Uno dei temi affrontati il 17 gennaio scorso a Sissano, durante la seduta tematica dell’Assemblea dell’Unione Italiana dedicata al “Mondo Scuola”, ha riguardato l’insegnamento dell’italiano nelle scuole della maggioranza quale lingua del territorio. L’on. Furio Radin ha osservato che questo obbligo era stato sancito dopo la fine della Seconda guerra mondiale a livello internazionale solo in alcune parti dell’Istria, più correttamente nell’ex Zona B e a Rovigno, che si era accodata cogliendo l’attimo. “La Legge sull’uso ufficiale delle lingue delle minoranze nazionali è stata approvata nel 2001. All’epoca presentai un emendamento affinché in tutto il territorio bilingue il medesimo venisse attuato pari pari sia per gli italiani che per tutti gli altri i cittadini.
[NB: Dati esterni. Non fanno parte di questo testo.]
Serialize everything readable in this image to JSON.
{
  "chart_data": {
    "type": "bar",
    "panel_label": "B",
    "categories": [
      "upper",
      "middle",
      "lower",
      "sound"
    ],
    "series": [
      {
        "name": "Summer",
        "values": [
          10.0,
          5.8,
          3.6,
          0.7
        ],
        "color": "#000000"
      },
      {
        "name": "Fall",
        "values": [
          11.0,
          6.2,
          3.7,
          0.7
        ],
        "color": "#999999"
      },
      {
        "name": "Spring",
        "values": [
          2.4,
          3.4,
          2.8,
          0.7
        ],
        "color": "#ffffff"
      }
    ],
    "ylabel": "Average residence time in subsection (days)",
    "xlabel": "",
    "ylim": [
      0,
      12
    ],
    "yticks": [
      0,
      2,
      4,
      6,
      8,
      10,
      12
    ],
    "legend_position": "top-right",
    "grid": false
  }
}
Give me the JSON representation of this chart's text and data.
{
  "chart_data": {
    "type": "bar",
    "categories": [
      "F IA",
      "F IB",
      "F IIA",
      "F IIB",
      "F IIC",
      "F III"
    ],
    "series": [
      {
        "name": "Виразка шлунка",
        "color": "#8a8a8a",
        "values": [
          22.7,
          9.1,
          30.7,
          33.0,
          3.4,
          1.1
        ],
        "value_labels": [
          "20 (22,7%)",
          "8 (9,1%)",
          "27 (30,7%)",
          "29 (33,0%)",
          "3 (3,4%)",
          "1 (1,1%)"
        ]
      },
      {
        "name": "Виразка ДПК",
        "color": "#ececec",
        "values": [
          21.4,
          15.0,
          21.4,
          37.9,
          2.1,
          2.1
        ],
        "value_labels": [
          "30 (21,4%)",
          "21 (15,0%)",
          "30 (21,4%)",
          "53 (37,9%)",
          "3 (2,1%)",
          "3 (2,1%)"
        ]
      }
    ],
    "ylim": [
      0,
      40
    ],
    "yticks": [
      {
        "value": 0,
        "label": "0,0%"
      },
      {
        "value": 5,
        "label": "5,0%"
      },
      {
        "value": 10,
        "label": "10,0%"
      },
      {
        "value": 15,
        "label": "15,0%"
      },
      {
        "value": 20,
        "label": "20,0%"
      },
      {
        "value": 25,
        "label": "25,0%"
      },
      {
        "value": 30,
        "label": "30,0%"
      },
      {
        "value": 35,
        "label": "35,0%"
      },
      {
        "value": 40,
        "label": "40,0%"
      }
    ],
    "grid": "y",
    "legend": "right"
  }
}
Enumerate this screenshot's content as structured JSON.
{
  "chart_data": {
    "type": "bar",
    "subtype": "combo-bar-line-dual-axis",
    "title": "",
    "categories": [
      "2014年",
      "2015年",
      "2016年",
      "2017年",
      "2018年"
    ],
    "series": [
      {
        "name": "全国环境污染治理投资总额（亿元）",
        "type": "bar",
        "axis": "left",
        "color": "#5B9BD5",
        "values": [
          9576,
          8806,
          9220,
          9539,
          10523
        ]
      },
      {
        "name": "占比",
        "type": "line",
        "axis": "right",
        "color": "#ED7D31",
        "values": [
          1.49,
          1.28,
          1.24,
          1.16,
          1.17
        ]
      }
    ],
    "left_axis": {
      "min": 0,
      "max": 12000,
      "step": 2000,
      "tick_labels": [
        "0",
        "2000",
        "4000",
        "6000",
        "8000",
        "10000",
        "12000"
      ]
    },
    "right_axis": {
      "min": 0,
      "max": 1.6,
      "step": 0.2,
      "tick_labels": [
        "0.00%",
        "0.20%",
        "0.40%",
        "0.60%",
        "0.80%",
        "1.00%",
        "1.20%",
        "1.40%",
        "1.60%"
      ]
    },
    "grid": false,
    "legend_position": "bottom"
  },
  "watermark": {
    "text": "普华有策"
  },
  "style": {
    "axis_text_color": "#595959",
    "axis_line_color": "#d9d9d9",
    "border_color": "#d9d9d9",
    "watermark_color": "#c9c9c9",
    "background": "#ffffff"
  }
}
Questa dovrebbe essere la norma. Purtroppo non ottenni l’appoggio di nessuno. Il mio emendamento fu votato soltanto dalla DDI. I deputati delle altre minoranze furono i primi a opporsi”, ha raccontato Radin, sottolineando che cambiare le leggi che regolano i diritti delle minoranze nazionali non è semplice. “La ‘politica’ delle scuole è descritta in una legge specifica. Si tratta di una legge organica che in quanto tale di norma per essere approvata (o modificata) necessita del sostegno del 50 p.c. più uno dei deputati. Nel caso delle leggi che riguardano le minoranze nazionali, però, i cambiamenti devono essere sostenuti dai due terzi dei parlamentari. Una situazione che rende difficile modificarle. Il Parlamento è frammentato e talvolta è difficile approvare anche i provvedimenti per i quali bastano 76 mani. Se qualcuno conosce la formula magica per trovare i due terzi dei voti, me la dica e io porterò la questione in Parlamento”, ha concluso Furio Radin.